Maxian nodded. “That’s it! It felt pulled away from what we saw, as if there were some other scene it desired to show.” He paused, thinking again, reliving the experience in his mind. He looked up. “Is there another telecast!”

Galen smiled. “Yes, the Eastern Emperor has the other of the pair. By the account of the letters that I have received, it stands in his study, as mine does here. The thaumaturges of the East, however, have not been able to make it work.” The Emperor smoothed back his thinning hair, looking quite pleased. “If, with your help, we can make them work, each in concert with one another, then that will be a vast boon indeed.“

Maxian rubbed his chin, his mind turning the ramifications of this development over and examining all sides. At last he said, “A powerful weapon. Better than ten legions. With such a device, or more, if they could be built, each division of the State could act in concord with the other.”
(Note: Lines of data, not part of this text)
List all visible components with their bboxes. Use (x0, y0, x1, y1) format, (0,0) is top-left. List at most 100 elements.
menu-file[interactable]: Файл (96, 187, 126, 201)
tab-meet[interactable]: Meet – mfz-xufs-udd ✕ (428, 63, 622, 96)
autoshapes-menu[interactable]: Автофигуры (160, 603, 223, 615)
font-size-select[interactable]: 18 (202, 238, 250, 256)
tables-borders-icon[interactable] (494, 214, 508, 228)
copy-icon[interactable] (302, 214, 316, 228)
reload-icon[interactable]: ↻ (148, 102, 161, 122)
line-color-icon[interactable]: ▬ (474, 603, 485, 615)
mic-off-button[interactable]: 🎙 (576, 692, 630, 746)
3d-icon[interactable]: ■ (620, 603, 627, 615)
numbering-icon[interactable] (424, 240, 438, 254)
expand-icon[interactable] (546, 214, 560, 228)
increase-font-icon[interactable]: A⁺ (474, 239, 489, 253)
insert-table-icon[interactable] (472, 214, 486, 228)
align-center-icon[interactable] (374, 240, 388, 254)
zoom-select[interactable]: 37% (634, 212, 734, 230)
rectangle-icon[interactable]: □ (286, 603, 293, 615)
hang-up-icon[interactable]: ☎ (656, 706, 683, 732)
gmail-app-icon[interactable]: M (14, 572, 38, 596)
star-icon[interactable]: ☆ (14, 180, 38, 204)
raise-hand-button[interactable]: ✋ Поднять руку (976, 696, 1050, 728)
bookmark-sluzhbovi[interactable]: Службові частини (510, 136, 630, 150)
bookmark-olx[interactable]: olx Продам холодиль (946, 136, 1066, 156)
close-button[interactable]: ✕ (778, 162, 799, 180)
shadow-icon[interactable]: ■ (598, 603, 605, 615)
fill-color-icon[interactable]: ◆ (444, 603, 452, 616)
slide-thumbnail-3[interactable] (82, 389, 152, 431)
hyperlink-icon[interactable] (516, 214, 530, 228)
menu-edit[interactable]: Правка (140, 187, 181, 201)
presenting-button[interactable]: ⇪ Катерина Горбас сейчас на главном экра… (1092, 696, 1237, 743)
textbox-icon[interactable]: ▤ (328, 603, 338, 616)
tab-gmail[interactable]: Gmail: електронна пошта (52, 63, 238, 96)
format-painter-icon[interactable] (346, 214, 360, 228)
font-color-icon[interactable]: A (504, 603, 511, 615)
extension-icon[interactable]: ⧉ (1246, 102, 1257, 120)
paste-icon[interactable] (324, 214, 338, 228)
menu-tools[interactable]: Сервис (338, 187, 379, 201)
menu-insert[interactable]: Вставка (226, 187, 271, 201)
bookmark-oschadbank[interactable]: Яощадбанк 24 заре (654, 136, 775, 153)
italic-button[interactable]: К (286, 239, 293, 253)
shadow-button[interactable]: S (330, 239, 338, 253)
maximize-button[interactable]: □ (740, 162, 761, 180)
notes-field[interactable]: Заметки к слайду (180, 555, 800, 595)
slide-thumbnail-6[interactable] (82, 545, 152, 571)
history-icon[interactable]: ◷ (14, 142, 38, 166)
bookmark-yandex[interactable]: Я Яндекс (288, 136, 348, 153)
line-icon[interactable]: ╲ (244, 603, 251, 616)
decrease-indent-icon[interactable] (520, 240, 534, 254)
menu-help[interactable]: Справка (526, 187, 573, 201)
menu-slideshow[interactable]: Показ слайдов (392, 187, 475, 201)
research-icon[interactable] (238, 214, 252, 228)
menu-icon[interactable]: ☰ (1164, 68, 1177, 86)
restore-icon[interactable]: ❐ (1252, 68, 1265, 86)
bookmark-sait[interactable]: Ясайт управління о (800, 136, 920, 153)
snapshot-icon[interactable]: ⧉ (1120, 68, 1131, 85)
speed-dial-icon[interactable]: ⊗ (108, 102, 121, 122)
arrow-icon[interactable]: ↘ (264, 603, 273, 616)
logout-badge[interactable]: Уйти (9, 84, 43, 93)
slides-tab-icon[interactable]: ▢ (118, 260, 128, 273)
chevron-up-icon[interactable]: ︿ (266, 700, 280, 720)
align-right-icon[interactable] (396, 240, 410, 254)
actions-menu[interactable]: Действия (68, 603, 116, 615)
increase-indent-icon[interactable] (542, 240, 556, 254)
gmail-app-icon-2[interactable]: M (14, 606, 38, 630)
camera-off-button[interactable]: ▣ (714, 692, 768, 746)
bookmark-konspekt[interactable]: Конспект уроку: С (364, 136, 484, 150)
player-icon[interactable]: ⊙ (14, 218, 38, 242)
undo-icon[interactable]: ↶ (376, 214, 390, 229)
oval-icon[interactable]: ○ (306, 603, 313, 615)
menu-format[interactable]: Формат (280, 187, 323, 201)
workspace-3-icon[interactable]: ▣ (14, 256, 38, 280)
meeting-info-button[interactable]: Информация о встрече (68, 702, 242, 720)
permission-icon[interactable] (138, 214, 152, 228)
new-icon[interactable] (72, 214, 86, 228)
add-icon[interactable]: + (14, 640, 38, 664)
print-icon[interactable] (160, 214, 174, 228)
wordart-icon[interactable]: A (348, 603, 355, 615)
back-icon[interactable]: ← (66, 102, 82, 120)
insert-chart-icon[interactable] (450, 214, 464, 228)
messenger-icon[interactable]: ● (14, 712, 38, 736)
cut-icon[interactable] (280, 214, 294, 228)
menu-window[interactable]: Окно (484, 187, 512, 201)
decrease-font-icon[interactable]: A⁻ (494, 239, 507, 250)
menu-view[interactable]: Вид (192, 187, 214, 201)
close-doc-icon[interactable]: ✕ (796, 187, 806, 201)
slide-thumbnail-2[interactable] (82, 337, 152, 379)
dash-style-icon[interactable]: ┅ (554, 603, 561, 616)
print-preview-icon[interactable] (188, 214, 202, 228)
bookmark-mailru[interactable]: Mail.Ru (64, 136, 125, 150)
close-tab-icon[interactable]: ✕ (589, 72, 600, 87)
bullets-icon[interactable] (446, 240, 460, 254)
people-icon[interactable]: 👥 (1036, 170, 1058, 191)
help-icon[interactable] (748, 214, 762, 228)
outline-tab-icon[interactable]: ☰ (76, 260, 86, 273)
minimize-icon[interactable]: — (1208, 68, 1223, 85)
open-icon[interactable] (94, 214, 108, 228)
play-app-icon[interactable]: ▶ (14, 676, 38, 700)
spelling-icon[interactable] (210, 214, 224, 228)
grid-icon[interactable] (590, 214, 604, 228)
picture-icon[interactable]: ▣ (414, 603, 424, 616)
Galen rose from his couch, a quiet smile on his face. A slave stepped up and draped a light cape over his shoulders. The Emperor drew it close and the Nubian pinned it closed with a clasp of amethyst and gold. The night breeze off the bay cut through the high windows to the dining court. The tapers and lanterns flickered. Aurelian yawned and stood up as well. Maxian drained the last dregs of wine from his cup and handed it to the nearest slave, which by chance happened to be the dark-haired girl. She smiled and bowed low to receive it, her tunic slipping a little.

“Come,” the Emperor said. “Let us view the moon in the bay.”

Less than half a moon gleamed in the waters below the Summer House. At the point of the hill that the house sat upon, a circular temple had been built in the time of Maxian’s grandfather. Slim marble columns rose up, a soft white presence in the moonlight. Below the little temple, the broad sweep of the bay lay before them. Glittering lights danced upon the water where countless ships rode in the harbors of Neapolis and Baiae. In the distance, the smooth cone of Vesuvius rose to cover the stars. The cool breeze was sharper here, and carried the salt tang of the sea. In this familiar darkness, Maxian felt the unease and worry that had shadowed him from Ostia melt away. Only a few feet away, Galen was a dark indistinct shape in his deep crimson robe.

“The weight of the Empire is not upon your shoulders, little brother, so you cannot know the burden that it is to me.” Galen’s voice was a whisper in the gloom. “There are ten thousand details to keep in mind, a hundred interests to satisfy with every decision. It is not as I had imagined it when we set out from Saguntum. I am a powerful man; some would say a god. Yet there are so many things, so; many pressing factors over which I have no control.“

Galen felt his brother turn and sit on the ledge that ran around the edge of the temple.

“Each day I struggle, and the thousands of men who are my hands and feet, spread across all the Empire, struggle. Every day the tide of time and men washes away a little more of the edifice that we maintain. Every day we pile on more bricks, more mortar, more blood. And the tide keeps wearing away at the rocks, the stones, until there is nothing left.” Though his words were those of despair, Maxian could sense no defeat in his brother’s voice.

“This can end, my brother. The Empire can know peace again, free from fear of barbarian invasion, even of civil war.” In the darkness, Galen’s voice assumed the cadence of an orator, though it remained low and direct. “After hundreds of years of strife, the West is at peace. Beyond the Rhenus the Franks and Germans are quiet. They have at last attained some semblance of civilization. They live in towns, welcome merchants, till the soil and build homes of stone and wood. To the west there is only endless ocean, to the south only vast deserts. Only in the east do enemies remain.”